Les experts d’Onapsis soulignent en outre la rapidité avec laquelle une nouvelle vulnérabilité critique devient concrètement dangereuse. Ainsi, le correctif de la vulnérabilité CVE-2020-6287 a été mis à disposition par SAP le 14 juillet 2020. Vingt-quatre heures plus tard, un démonstrateur d’exploitation était disponible, pour identifier les systèmes affectés. Au bout de 48h, les balayages à la recherche de tels systèmes étaient déjà en cours. Et 72h après la présentation du correctif, le premier exploit complet était rendu public.

Plus loin, selon leurs observations, les auteurs indiquent qu’il faut compter entre un peu plus de trois heures et 2,1 jours avant qu’une nouvelle instance SAP déployée dans un IaaS ne soit balayée pour la première fois à la recherche de vulnérabilités. Pour l’exploitation, la période de répit peut s’élever à près de 19 jours.

Juan Pablo Perez Etchegoyen, directeur technique d’Onapsis, indiquait, lors d’un entretien début 2016, que « chez chacun de nos nouveaux clients, nous découvrons des systèmes SAP qui ne sont pas correctement administrés et tendent à être exposés, du fait de vulnérabilités non corrigées, ou encore de défauts de configuration ». Pourquoi ? Parce que les progiciels de gestion servent souvent de support à des processus critiques ; les mises à niveau ou les applications de correctifs ne surviennent que de manière extrêmement planifiée, souvent à des intervalles trop espacés pour garantir une remédiation rapide.

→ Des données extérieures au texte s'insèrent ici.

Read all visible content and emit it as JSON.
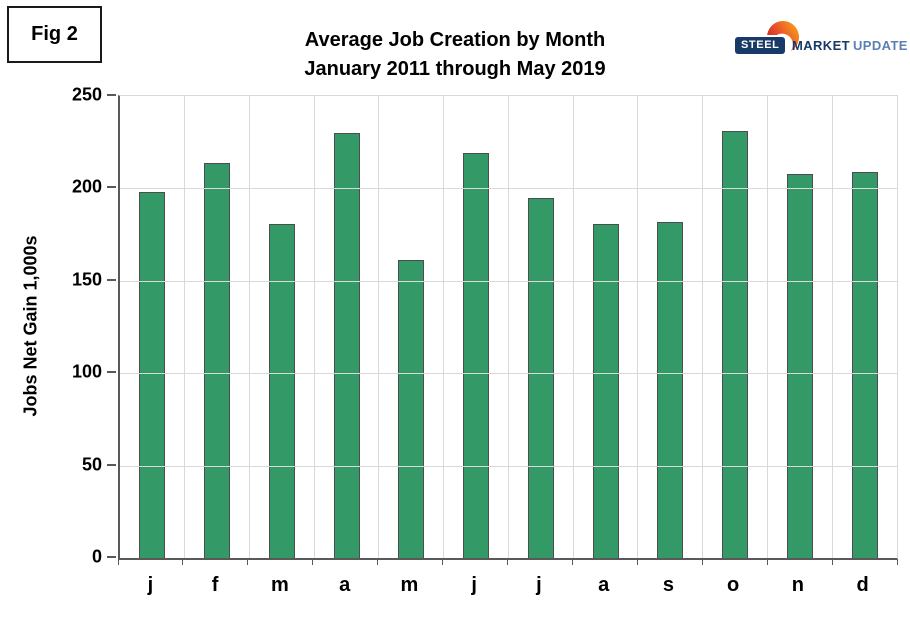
{
  "fig_label": "Fig 2",
  "title": {
    "line1": "Average Job Creation by Month",
    "line2": "January 2011 through May 2019"
  },
  "logo": {
    "steel": "STEEL",
    "market": "MARKET",
    "update": "UPDATE",
    "navy": "#173a66",
    "light_blue": "#5b7fb4",
    "crescent_colors": [
      "#c21e25",
      "#e8502a",
      "#f7a11b"
    ]
  },
  "chart_data": {
    "type": "bar",
    "title": "Average Job Creation by Month — January 2011 through May 2019",
    "categories": [
      "j",
      "f",
      "m",
      "a",
      "m",
      "j",
      "j",
      "a",
      "s",
      "o",
      "n",
      "d"
    ],
    "values": [
      198,
      214,
      181,
      230,
      161,
      219,
      195,
      181,
      182,
      231,
      208,
      209
    ],
    "xlabel": "",
    "ylabel": "Jobs Net Gain 1,000s",
    "ylim": [
      0,
      250
    ],
    "yticks": [
      0,
      50,
      100,
      150,
      200,
      250
    ],
    "grid": true,
    "legend": "none",
    "bar_color": "#339966",
    "bar_border_color": "#4d4d4d",
    "gridline_color": "#d9d9d9",
    "axis_color": "#595959"
  }
}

Et c’est toute l’ironie de l’histoire. Car les assaillants ne s’encombrent pas de telles précautions. À tel point, expliquent les auteurs du rapport, « que l’on a observé des acteurs avancés corriger les vulnérabilités SAP qu’ils avaient exploitées ». Pour eux, « cette action illustre la connaissance avancée des applications SAP des attaquants ».

Pour approfondir sur Gestion des vulnérabilités et des correctifs (patchs)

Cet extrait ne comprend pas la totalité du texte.